Il y a un parfum de Russie dans le livre d'Alessandra Jatta, Foglie sparse, un parfum qui vient d'événements lointains mais que l’on peut aussi sentir aujourd'hui dans un roman qui raconte et rappelle les guerres, les révolutions, les oppressions et les privilèges d'une terre et d'une époque lointaines.

C'est l'histoire d'une famille, ou plutôt des trois femmes d'une famille appartenant à l'aristocratie russe avant la révolution, de Lénine et des bolcheviks, de la « terre aux paysans », de l'éviction du tsar, de l'exode de la grande noblesse.  

C'est l'histoire d'une fuite qui commence en août 1917, quelques mois avant la prise du Palais d'Hiver ; d'une femme, Olga Pavlovna, qui, dans sa grande villa de campagne où elle vit dans une opulence protégée et sécurisée, réalise néanmoins qu'une époque est révolue et tente de sauver sa famille et ses enfants.  Elle le voit clairement : son monde s'effondre et un autre, qui ne lui appartient pas, occupe des espaces toujours plus grands.

Le voyage de l'arrière-grand-mère et de ses cinq enfants, dont la grand-mère de l'auteur, devient une occasion extraordinaire de raconter un monde sur le point d'être submergé par les décombres, la famille Olsufiev, les relations et les démêlés avec les Romanov, la dynastie des tsars, la vie fascinante des privilèges, de la richesse, de la culture et de la tradition mais, surtout, la détermination des femmes de la famille à mettre en sécurité ce qui reste d'un monde ancien désormais submergé par d'autres priorités, d'autres principes, d'autres valeurs.

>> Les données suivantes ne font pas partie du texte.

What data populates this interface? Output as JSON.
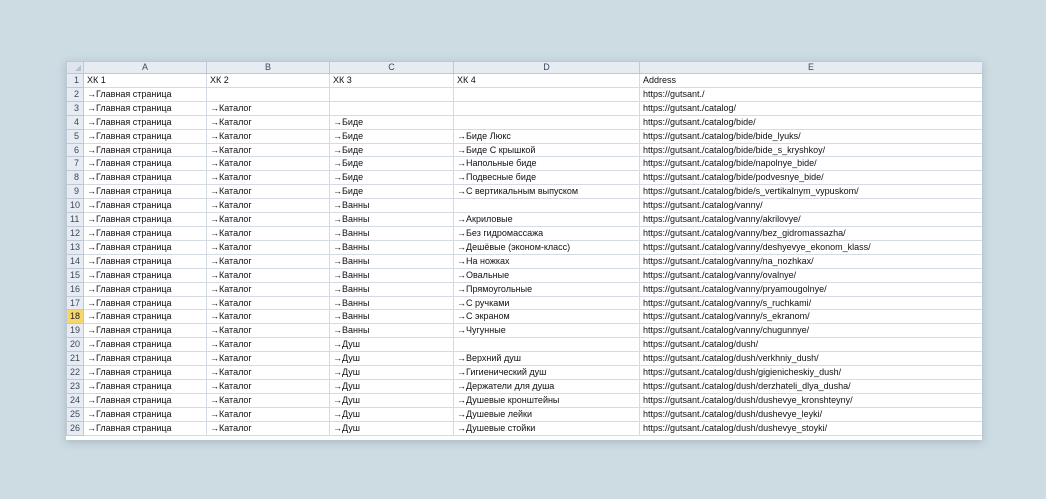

Le récit de ce monde, scintillant et apparemment immuable, que l'auteure fait raconter par la mère et les deux nourrices aux cinq enfants pendant le long voyage qui doit les rapprocher de leur père, intrigue et bouleverse le lecteur précisément parce qu'il est lointain, irremplaçable, définitivement perdu. Olga Pavlovna en est consciente, c'est pourquoi dans le drame qui la submerge, elle reste inébranlable dans la défense de ce qu'elle ne peut abandonner : ses enfants, sa culture, ses souvenirs.

D'une manière ou d'une autre, elle les sauve et un jour, elle ramènera les souvenirs du passé qui se trouvaient dans un carnet. Ce sont des notes, — écrit-elle —, « portées à la merci du vent, soulevées par la tempête... Des feuilles d'hiver, arrachées au bel arbre autrefois si fort.  Toutes flétries, prêtes à tomber avec le Grand Pays... ».

Et nous les lisons avec le respect et la curiosité que l'on doit aux souvenirs d'une histoire passée et aux vaincus qui en ont été les protagonistes, mais surtout à une force féminine qui, où qu'elle se trouve, n'accepte pas de rester cachée.